Brian Cox examines how talking..... slowly..... can make it sound..... as if he's making science accessible. To the masses.

By Philip Booth

We see lots of shots of Professor Cox looking thoughtful. In exotic locations. On a small scale, he was in a band, playing keyboards. But he also scales up, on a mooch grander scale, to be a Professor of Articulation Physics, at the British Broadcasting Condescension.

Each broadcast has the same core structure - a foundation of plodding narratives that would test the patience of a sloth, a contrasting mixture of massive over simplifications one minute juxtaposed with minute detail the next so that you never really follow any logical narrative and, of course, a regular punctuation of selfies with the aid of a helpful BBC camera crew (known in the business as providing 'Cox succour').

Brian takes you to places that he'd have you believe are incredibly dangerous and inaccessible.
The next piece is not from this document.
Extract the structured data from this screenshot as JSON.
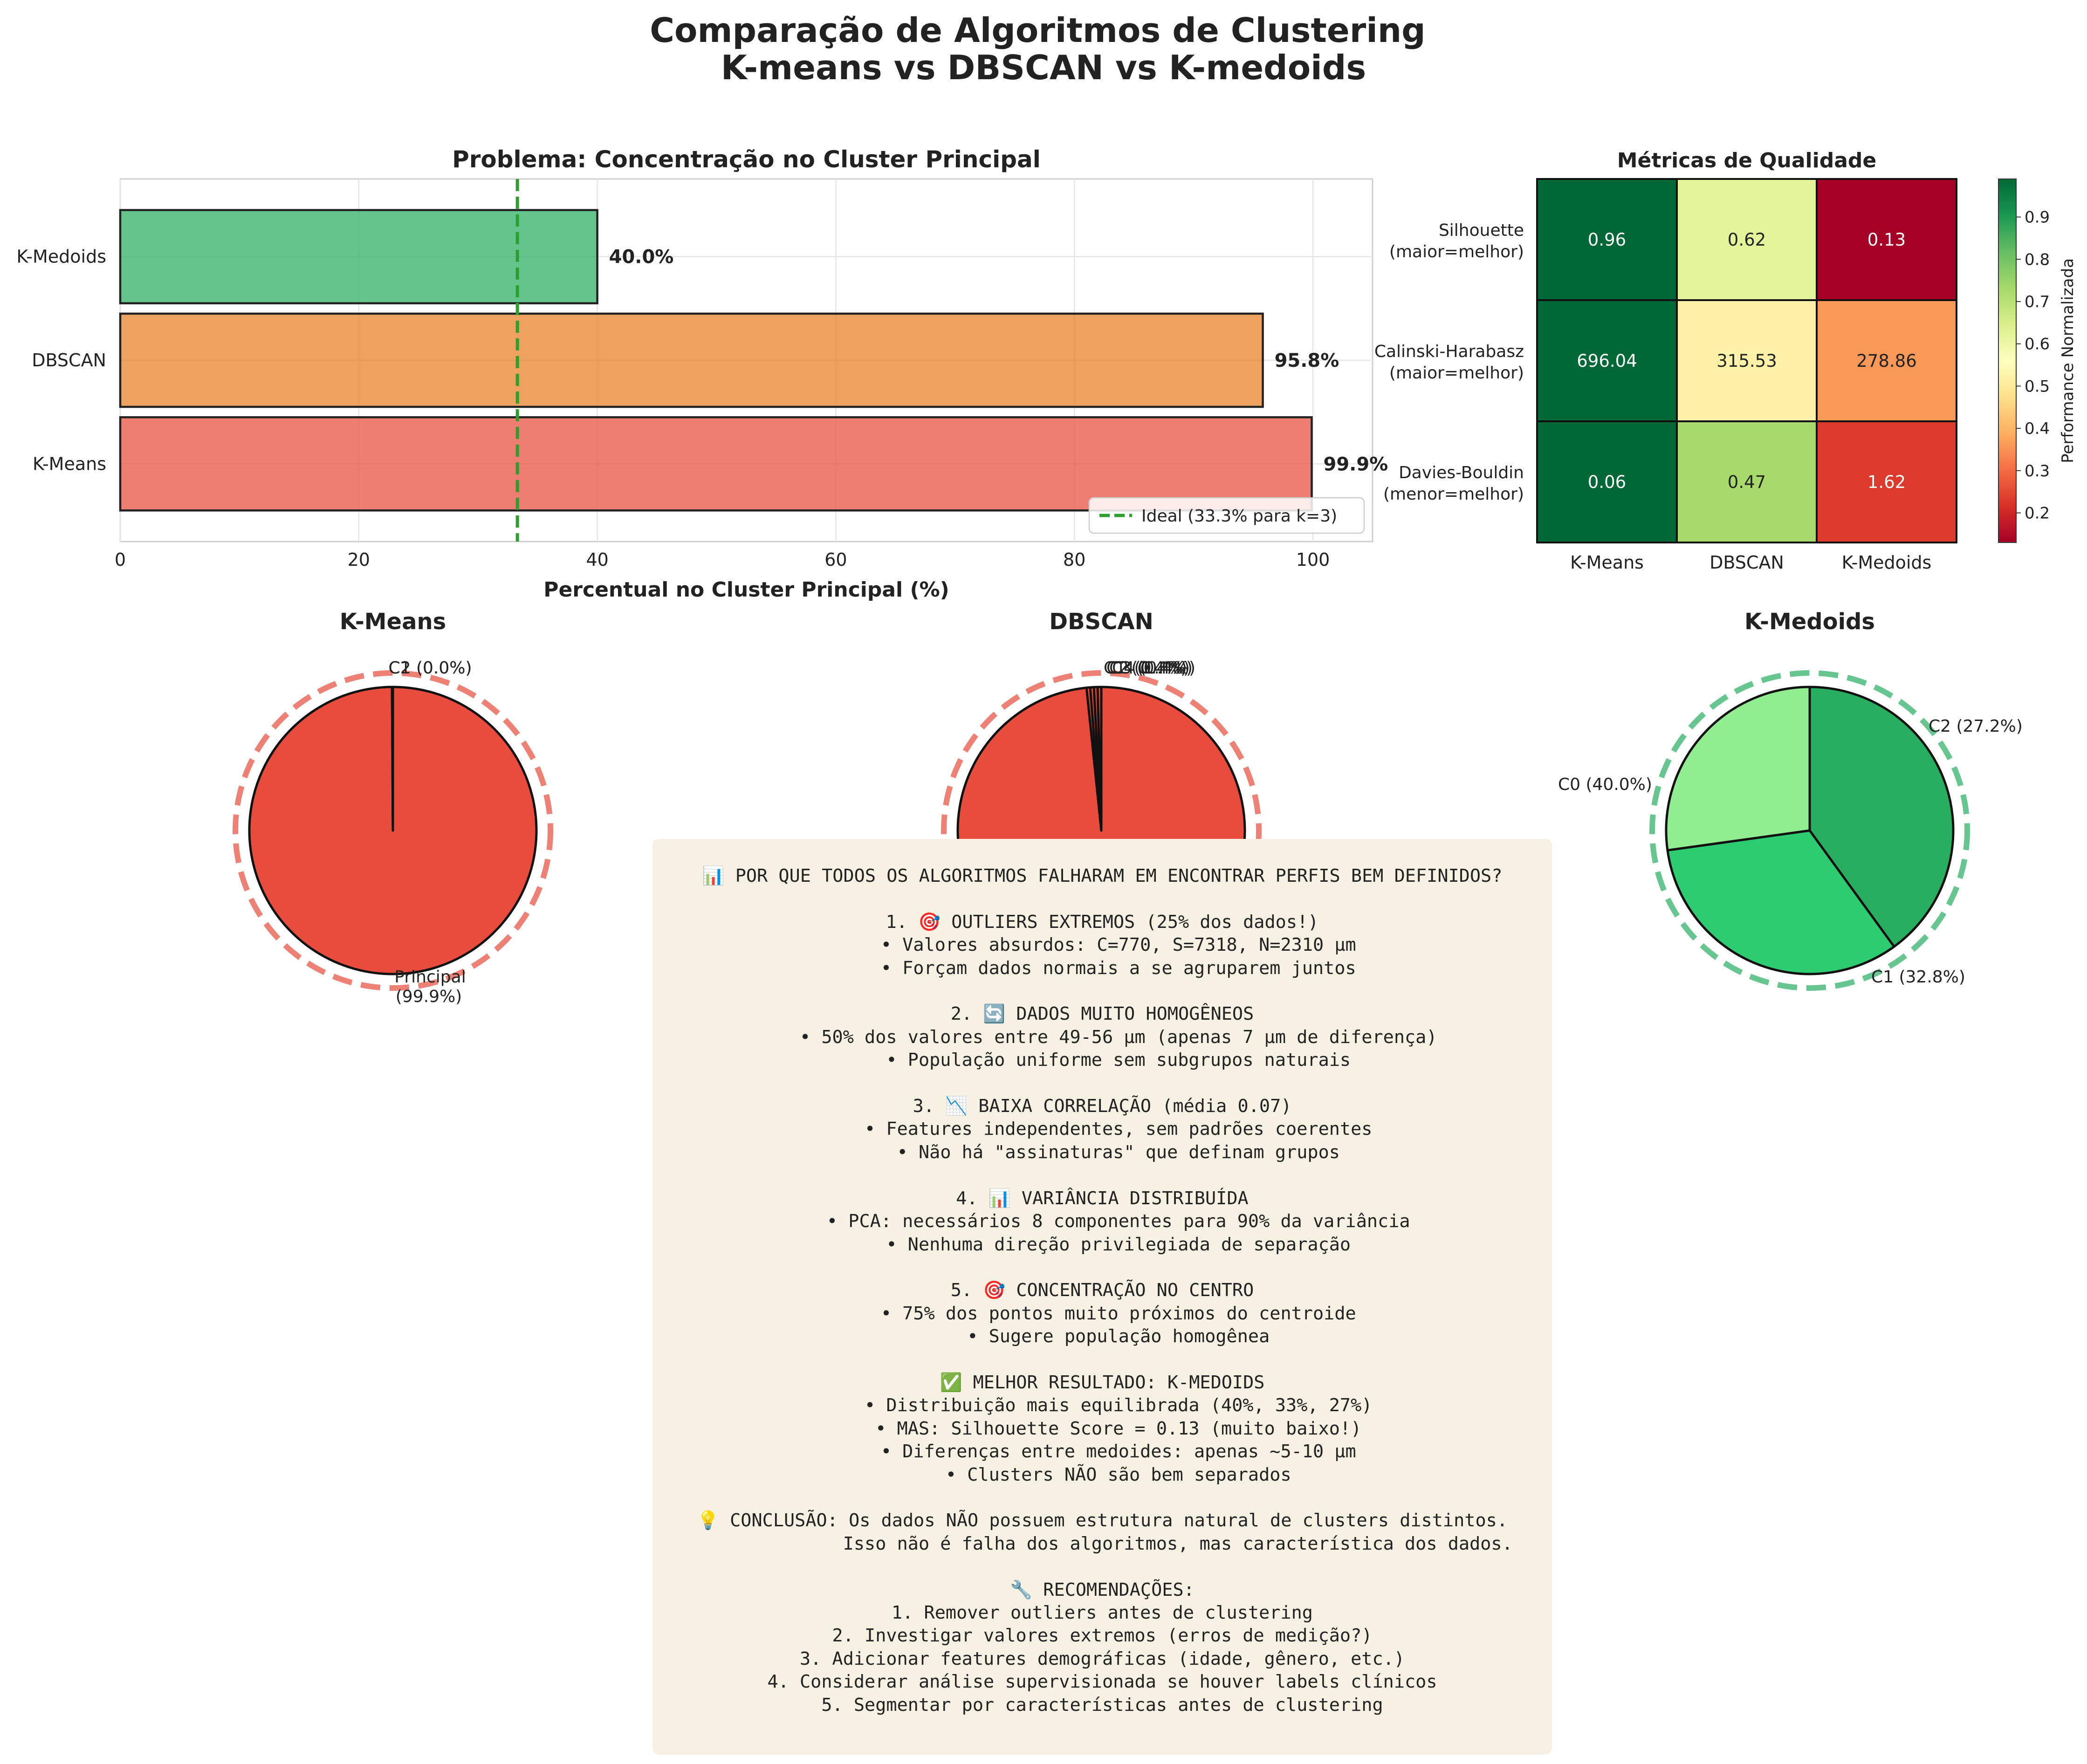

But if you examine the budget,  you'll see that Cox wasn't insured for any risky location shots and neither were the cameramen. In fact, The BBC Compliance department wouldn't let any star take the slightest risk as they couldn't get insurance. So all the action shots are faked and meaningless.

And the script is too boring to follow. So neither the words or images provide any stimulation at all. And all that energy is dissipated and lost, along with all the license fees that were burned in order to produce it.

That is the wonder of the BBC. It will keep going for thousands of years. Because it has unlimited potential and a bottomless supply of people to pay for it. And that is something Brian Cox can be forever grateful for.